ÖYLE BÜYÜK KONUŞMAYIN!
Bir zamanlar, işini iyi yapan küfürbaz bir müdür tanımıştım. Bol küfürlü ve dayı dayı konuşurdu. Kimseye eyvallahı yoktu sanki!
Gençliğinde, sağın en ucunda mücadele vermişti. Kendini, ‘teşkilatçı’ olarak tanımlıyordu.
“1968-69’da İstanbul’a gelen Amerikan 6. Filosu, biz sağcı gençlere dağıttığı silahın aynısını solculara da dağıttı. Bu bir tuzaktı. Bizi birbirimize kırdırmak istediklerini anladım ve silahlı eylemleri bıraktım” diyordu.
Üyesi olduğu partisinin de kurucularındandı. Partisinin kuruluşunda da teşkilatçı olduğunu anlatırdı.
Müdürü olduğu kurumda aylık hedefler belirlerdi. Hedefe ulaşmayan birim müdürlerini de, onun deyimiyle ‘analarından doğduğuna pişman ederdi’. İhale takibi yapan, tayin talebiyle gelen vekillerin sayıları artınca, telefonlarına çıkmadı, bazılarının talebini, yine kendi deyimiyle ‘ana avrat küfürle’ karşılayınca, partide düşman sayısı arttı.
Sonunda ‘dava lideri’ onu Ankara’ya, müsteşar yardımcısı olarak atadı. “Dilsiz şeytan olmayacağım” diyerek düzenlediği basın toplantısı ile atamayı reddedip eski görevine … yardımcısı olarak geri döndü.
Ek binada eski makamına yetkisiz bir şekilde yerleştirildi. Adeta tecrit edilmişti. Onun çalışkanlığına ve adaletine nail olanlar dışında ziyaretçisi yoktu. Adeta yalnızlaştırıldı. Birkaç kez başka ilçeye yine … yardımcısı olarak atandı.
Ekonomik durumu ve sağlığı bozuldu.
İmza yetkisi dahi olmayan makamında, odası her daim ziyaretçilerle doluydu. Bazen tarikat şeyhi gibi bazen de her yerde kulağı olan, saygı gören insan, hatta hala makamsız da olsa müdür gibiydi…
Teşkilatın başı, dava lideri onu nedense affetmiyor, aksine onun altında çalışanları da; daire başkanlığı, genel müdürlük gibi görevlerle bakanlığa, Ankara’ya taşıyordu.

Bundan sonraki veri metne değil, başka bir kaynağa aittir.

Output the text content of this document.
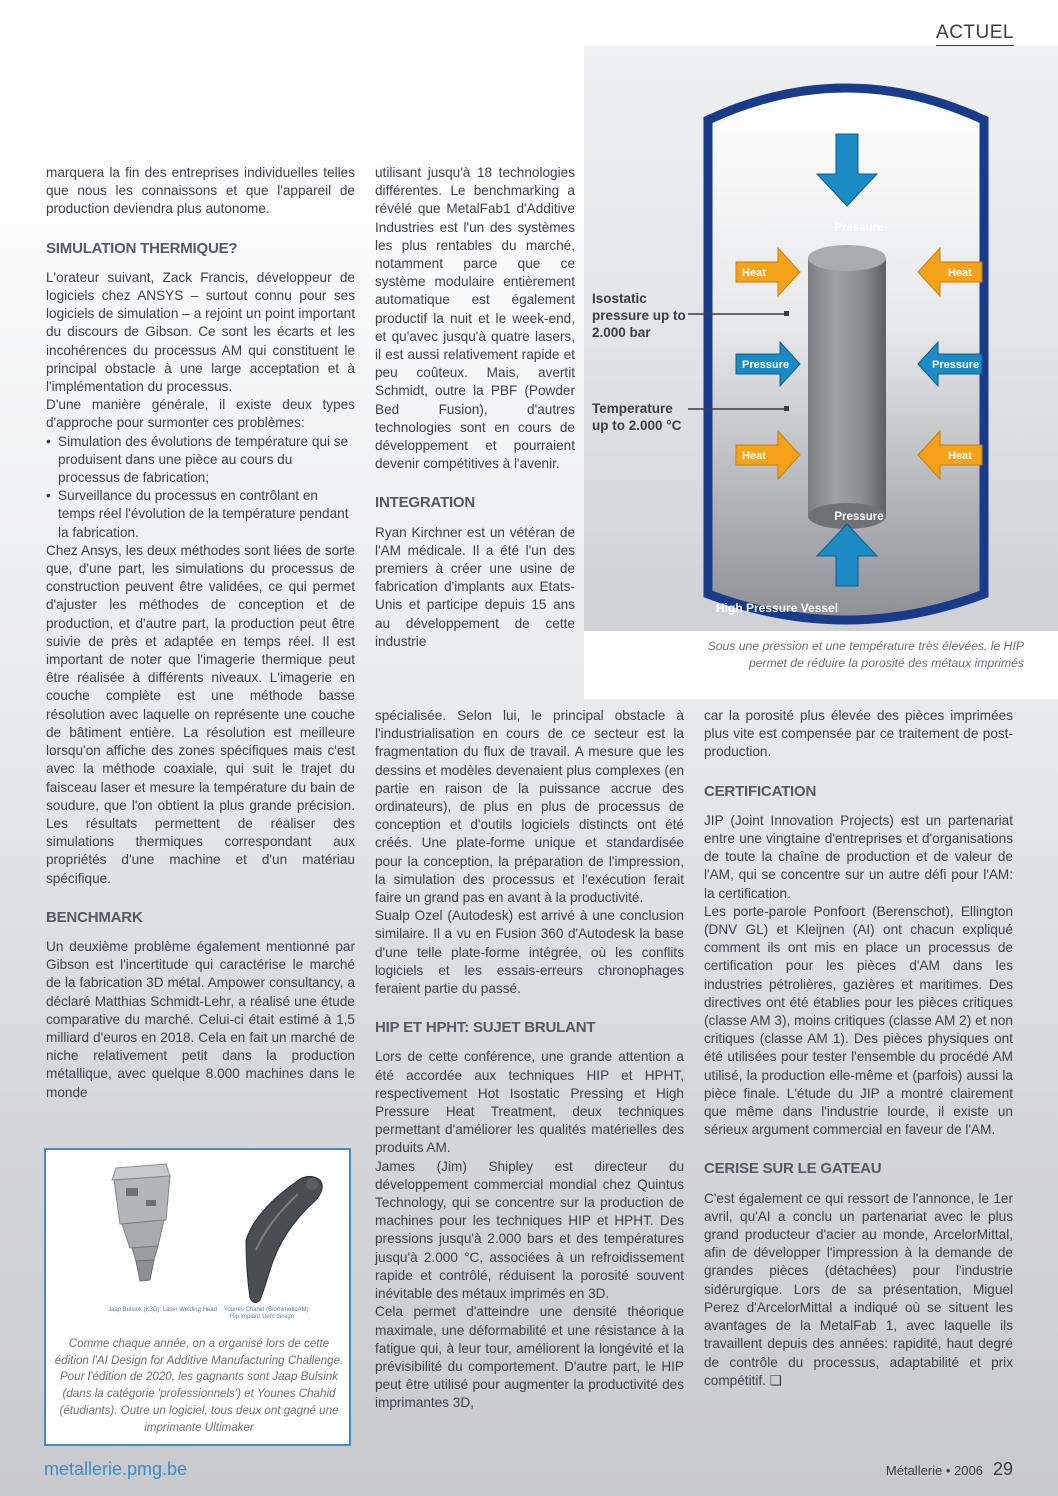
ACTUEL

marquera la fin des entreprises individuelles telles que nous les connaissons et que l'appareil de production deviendra plus autonome.

SIMULATION THERMIQUE?

L'orateur suivant, Zack Francis, développeur de logiciels chez ANSYS – surtout connu pour ses logiciels de simulation – a rejoint un point important du discours de Gibson. Ce sont les écarts et les incohérences du processus AM qui constituent le principal obstacle à une large acceptation et à l'implémentation du processus.

D'une manière générale, il existe deux types d'approche pour surmonter ces problèmes:

• Simulation des évolutions de température qui se produisent dans une pièce au cours du processus de fabrication;
• Surveillance du processus en contrôlant en temps réel l'évolution de la température pendant la fabrication.

Chez Ansys, les deux méthodes sont liées de sorte que, d'une part, les simulations du processus de construction peuvent être validées, ce qui permet d'ajuster les méthodes de conception et de production, et d'autre part, la production peut être suivie de près et adaptée en temps réel. Il est important de noter que l'imagerie thermique peut être réalisée à différents niveaux. L'imagerie en couche complète est une méthode basse résolution avec laquelle on représente une couche de bâtiment entière. La résolution est meilleure lorsqu'on affiche des zones spécifiques mais c'est avec la méthode coaxiale, qui suit le trajet du faisceau laser et mesure la température du bain de soudure, que l'on obtient la plus grande précision. Les résultats permettent de réaliser des simulations thermiques correspondant aux propriétés d'une machine et d'un matériau spécifique.

BENCHMARK

Un deuxième problème également mentionné par Gibson est l'incertitude qui caractérise le marché de la fabrication 3D métal. Ampower consultancy, a déclaré Matthias Schmidt-Lehr, a réalisé une étude comparative du marché. Celui-ci était estimé à 1,5 milliard d'euros en 2018. Cela en fait un marché de niche relativement petit dans la production métallique, avec quelque 8.000 machines dans le monde

utilisant jusqu'à 18 technologies différentes. Le benchmarking a révélé que MetalFab1 d'Additive Industries est l'un des systèmes les plus rentables du marché, notamment parce que ce système modulaire entièrement automatique est également productif la nuit et le week-end, et qu'avec jusqu'à quatre lasers, il est aussi relativement rapide et peu coûteux. Mais, avertit Schmidt, outre la PBF (Powder Bed Fusion), d'autres technologies sont en cours de développement et pourraient devenir compétitives à l'avenir.

INTEGRATION

Ryan Kirchner est un vétéran de l'AM médicale. Il a été l'un des premiers à créer une usine de fabrication d'implants aux Etats-Unis et participe depuis 15 ans au développement de cette industrie

spécialisée. Selon lui, le principal obstacle à l'industrialisation en cours de ce secteur est la fragmentation du flux de travail. A mesure que les dessins et modèles devenaient plus complexes (en partie en raison de la puissance accrue des ordinateurs), de plus en plus de processus de conception et d'outils logiciels distincts ont été créés. Une plate-forme unique et standardisée pour la conception, la préparation de l'impression, la simulation des processus et l'exécution ferait faire un grand pas en avant à la productivité.

Sualp Ozel (Autodesk) est arrivé à une conclusion similaire. Il a vu en Fusion 360 d'Autodesk la base d'une telle plate-forme intégrée, où les conflits logiciels et les essais-erreurs chronophages feraient partie du passé.

HIP ET HPHT: SUJET BRULANT

Lors de cette conférence, une grande attention a été accordée aux techniques HIP et HPHT, respectivement Hot Isostatic Pressing et High Pressure Heat Treatment, deux techniques permettant d'améliorer les qualités matérielles des produits AM.

James (Jim) Shipley est directeur du développement commercial mondial chez Quintus Technology, qui se concentre sur la production de machines pour les techniques HIP et HPHT. Des pressions jusqu'à 2.000 bars et des températures jusqu'à 2.000 °C, associées à un refroidissement rapide et contrôlé, réduisent la porosité souvent inévitable des métaux imprimés en 3D.

Cela permet d'atteindre une densité théorique maximale, une déformabilité et une résistance à la fatigue qui, à leur tour, améliorent la longévité et la prévisibilité du comportement. D'autre part, le HIP peut être utilisé pour augmenter la productivité des imprimantes 3D,

car la porosité plus élevée des pièces imprimées plus vite est compensée par ce traitement de post-production.

CERTIFICATION

JIP (Joint Innovation Projects) est un partenariat entre une vingtaine d'entreprises et d'organisations de toute la chaîne de production et de valeur de l'AM, qui se concentre sur un autre défi pour l'AM: la certification.

Les porte-parole Ponfoort (Berenschot), Ellington (DNV GL) et Kleijnen (AI) ont chacun expliqué comment ils ont mis en place un processus de certification pour les pièces d'AM dans les industries pétrolières, gazières et maritimes. Des directives ont été établies pour les pièces critiques (classe AM 3), moins critiques (classe AM 2) et non critiques (classe AM 1). Des pièces physiques ont été utilisées pour tester l'ensemble du procédé AM utilisé, la production elle-même et (parfois) aussi la pièce finale. L'étude du JIP a montré clairement que même dans l'industrie lourde, il existe un sérieux argument commercial en faveur de l'AM.

CERISE SUR LE GATEAU

C'est également ce qui ressort de l'annonce, le 1er avril, qu'AI a conclu un partenariat avec le plus grand producteur d'acier au monde, ArcelorMittal, afin de développer l'impression à la demande de grandes pièces (détachées) pour l'industrie sidérurgique. Lors de sa présentation, Miguel Perez d'ArcelorMittal a indiqué où se situent les avantages de la MetalFab 1, avec laquelle ils travaillent depuis des années: rapidité, haut degré de contrôle du processus, adaptabilité et prix compétitif. ❑

Pressure
Pressure
Pressure	Pressure
Heat	Heat
Heat	Heat
High Pressure Vessel
Isostatic
pressure up to
2.000 bar
Temperature
up to 2.000 °C
Sous une pression et une température très élevées, le HIP permet de réduire la porosité des métaux imprimés
Jaap Bulsink (K3D): Laser Welding Head Younes Chahid (BiomimeticAM):
Hip implant stem design
Comme chaque année, on a organisé lors de cette édition l'AI Design for Additive Manufacturing Challenge. Pour l'édition de 2020, les gagnants sont Jaap Bulsink (dans la catégorie 'professionnels') et Younes Chahid (étudiants). Outre un logiciel, tous deux ont gagné une imprimante Ultimaker
metallerie.pmg.be	Métallerie • 2006 29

Dini bilgiyle donanmış ruhuna kibir bulaştı! En büyük günahın, ‘ben’ merkezli olduğunu unuttu. Liderinin, bakanların yaptığı yanlışa ‘dur’ demek yerine kendisini en zor zamanda yalnız bırakmayan arkadaşlarının terfisine takıldı kaldı…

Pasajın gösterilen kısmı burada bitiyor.